Ericsson has entered into an asset purchase agreement to acquire the parts of the Carrier Networks division of Nortel relating to CDMA and Long Term Evolution technology in North America.
The purchase is structured as an asset sale at a cash purchase price of $1.13 billion on a cash and debt-free basis. The announcement follows the completion of the auction process initiated by Nortel, and the transaction is subject to court and customary regulatory approvals.
Current CFO, executive vice president and soon-to-be CEO Hans Vestberg stressed during a conference call today that the acquisition is intended to bolster Ericsson's North American presence.
"This is a very concentrated offering that we are buying with a focus on North America," he said.
The acquisition significantly expands Ericsson's footprint in North America, particularly as the region is emerging as an early adopter of LTE technology. The acquisition also provides Nortel's customers, many of which have expressed support for the acquisition, with a reliable supplier for the future.
While the CDMA portion of the business admittedly has a limited lifetime, Vestberg said the acquisition will benefit Nortel's current CDMA customers in North America as they transition to LTE.

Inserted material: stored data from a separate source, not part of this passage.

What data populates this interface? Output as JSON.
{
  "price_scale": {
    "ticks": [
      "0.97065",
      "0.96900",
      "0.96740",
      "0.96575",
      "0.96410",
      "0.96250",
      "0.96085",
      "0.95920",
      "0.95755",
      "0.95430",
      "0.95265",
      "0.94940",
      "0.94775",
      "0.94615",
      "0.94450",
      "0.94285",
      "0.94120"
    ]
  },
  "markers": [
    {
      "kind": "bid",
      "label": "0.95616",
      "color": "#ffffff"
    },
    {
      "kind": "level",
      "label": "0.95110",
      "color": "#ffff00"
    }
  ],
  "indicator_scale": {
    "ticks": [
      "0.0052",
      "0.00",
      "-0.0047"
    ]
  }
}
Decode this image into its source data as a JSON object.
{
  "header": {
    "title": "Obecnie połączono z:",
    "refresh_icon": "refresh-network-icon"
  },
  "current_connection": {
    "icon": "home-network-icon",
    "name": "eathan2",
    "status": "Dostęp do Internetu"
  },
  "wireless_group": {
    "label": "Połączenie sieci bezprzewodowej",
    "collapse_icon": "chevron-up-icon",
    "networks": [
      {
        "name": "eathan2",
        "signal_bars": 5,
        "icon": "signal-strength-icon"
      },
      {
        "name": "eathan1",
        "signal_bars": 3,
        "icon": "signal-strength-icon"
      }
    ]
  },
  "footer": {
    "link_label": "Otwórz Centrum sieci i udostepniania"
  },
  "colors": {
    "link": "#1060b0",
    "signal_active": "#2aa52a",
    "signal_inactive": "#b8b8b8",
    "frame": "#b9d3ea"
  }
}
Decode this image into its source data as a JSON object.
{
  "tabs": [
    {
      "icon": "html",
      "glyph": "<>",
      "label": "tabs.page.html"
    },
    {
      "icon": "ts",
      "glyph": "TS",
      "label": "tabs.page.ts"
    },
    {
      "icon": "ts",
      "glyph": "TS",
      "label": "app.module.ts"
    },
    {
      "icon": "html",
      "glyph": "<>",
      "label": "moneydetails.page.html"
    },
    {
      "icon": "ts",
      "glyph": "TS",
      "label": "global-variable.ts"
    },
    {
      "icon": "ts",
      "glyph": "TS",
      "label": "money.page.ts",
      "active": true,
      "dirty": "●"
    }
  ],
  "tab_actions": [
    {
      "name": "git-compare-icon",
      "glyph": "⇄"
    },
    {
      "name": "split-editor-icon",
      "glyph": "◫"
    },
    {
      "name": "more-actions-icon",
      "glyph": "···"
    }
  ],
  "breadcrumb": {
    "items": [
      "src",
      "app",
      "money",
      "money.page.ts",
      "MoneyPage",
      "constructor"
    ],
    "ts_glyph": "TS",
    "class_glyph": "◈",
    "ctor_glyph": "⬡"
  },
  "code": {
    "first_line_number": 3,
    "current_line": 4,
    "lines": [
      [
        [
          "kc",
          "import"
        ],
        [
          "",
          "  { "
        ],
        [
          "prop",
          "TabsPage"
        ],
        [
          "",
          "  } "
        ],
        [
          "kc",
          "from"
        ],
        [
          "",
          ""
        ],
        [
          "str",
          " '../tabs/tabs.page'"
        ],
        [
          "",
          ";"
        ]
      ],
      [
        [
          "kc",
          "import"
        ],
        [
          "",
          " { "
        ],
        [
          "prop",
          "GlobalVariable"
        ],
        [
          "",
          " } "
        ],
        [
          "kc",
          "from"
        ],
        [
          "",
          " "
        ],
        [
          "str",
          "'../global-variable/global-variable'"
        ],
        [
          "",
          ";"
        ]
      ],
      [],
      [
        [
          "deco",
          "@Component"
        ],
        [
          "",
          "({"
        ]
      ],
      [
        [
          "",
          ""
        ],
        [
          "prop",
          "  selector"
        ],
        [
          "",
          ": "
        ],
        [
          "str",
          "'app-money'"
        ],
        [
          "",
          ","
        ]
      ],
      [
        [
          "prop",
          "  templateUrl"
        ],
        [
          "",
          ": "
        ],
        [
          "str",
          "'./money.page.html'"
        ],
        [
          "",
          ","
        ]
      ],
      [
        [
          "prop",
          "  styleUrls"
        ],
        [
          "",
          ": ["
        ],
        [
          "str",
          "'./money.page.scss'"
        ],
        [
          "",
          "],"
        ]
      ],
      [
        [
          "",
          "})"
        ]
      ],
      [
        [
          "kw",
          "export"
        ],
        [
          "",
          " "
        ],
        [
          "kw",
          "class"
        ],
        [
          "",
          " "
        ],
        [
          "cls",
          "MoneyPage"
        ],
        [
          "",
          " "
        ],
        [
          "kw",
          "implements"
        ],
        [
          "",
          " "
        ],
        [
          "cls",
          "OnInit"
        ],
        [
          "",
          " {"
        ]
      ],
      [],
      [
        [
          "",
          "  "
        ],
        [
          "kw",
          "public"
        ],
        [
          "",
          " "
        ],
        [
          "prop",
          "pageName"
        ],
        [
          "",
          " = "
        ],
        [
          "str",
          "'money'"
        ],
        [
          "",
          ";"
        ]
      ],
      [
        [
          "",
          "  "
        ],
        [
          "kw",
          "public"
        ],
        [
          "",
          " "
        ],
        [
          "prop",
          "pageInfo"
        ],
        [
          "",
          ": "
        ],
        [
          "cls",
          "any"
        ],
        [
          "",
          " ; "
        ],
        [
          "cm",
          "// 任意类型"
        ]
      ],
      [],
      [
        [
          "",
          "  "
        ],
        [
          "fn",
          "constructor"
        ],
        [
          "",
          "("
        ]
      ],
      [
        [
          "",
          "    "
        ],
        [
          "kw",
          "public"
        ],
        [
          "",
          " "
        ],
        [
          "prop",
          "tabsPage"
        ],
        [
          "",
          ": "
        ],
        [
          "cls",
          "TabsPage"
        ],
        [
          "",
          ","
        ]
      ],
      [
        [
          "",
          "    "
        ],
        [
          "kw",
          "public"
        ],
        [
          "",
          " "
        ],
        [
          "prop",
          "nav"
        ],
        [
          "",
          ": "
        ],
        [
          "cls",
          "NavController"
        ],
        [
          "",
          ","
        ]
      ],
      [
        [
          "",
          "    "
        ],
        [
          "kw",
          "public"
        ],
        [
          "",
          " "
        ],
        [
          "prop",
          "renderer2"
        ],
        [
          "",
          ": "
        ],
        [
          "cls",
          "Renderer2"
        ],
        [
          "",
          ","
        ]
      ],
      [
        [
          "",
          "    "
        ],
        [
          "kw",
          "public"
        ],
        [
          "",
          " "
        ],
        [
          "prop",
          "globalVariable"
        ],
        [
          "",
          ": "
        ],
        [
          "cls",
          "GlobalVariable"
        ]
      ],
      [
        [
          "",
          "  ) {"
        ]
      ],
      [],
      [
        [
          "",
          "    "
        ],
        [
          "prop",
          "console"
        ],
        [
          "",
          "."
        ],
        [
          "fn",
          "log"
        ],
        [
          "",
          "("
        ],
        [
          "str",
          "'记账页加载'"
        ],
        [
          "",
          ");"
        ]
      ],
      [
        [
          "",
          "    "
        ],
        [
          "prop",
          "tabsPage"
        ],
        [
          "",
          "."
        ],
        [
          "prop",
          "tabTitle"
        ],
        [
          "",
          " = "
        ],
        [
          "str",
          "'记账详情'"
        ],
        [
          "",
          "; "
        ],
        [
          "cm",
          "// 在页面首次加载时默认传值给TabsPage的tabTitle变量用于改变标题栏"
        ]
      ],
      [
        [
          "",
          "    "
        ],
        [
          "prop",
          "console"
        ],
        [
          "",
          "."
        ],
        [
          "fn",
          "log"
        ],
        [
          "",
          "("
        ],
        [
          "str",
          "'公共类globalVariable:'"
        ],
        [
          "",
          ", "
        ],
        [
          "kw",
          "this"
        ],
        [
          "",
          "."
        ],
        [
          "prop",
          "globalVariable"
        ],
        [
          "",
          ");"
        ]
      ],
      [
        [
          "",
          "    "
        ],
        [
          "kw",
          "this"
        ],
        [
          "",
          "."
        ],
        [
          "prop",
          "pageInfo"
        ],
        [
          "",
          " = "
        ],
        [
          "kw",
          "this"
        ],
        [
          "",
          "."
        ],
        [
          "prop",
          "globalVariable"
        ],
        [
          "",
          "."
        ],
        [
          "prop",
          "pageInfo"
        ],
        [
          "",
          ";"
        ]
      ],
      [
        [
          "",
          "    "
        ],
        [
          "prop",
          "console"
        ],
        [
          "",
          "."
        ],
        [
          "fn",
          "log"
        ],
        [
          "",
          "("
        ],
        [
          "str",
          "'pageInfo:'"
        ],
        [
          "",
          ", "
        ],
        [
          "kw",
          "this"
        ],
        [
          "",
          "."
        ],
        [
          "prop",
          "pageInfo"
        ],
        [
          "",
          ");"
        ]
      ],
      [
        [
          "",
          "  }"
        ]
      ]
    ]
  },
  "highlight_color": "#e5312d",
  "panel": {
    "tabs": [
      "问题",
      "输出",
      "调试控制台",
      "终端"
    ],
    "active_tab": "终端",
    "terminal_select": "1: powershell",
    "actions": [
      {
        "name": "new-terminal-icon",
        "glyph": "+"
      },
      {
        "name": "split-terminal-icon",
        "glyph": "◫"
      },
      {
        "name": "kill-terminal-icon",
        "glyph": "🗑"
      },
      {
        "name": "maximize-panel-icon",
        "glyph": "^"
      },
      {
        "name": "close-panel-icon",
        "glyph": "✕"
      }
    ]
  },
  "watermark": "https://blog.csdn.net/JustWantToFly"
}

The agreement includes important CDMA contracts with North American operators such as Verizon Wireless, Sprint, U.S. Cellular, Bell Canada and Leap, as well as LTE assets and certain patents and patent licenses relating to CDMA and LTE.
When asked whether there was any possibility that Research In Motion (RIM), which made an informal $1.1 billion bid for Nortel, might still have a shot at the deal, Vestberg said that while there were some “regulatory issues to be defined,” he had confidence in the process moving forward. RIM did not formally participate in the auction that ended Friday.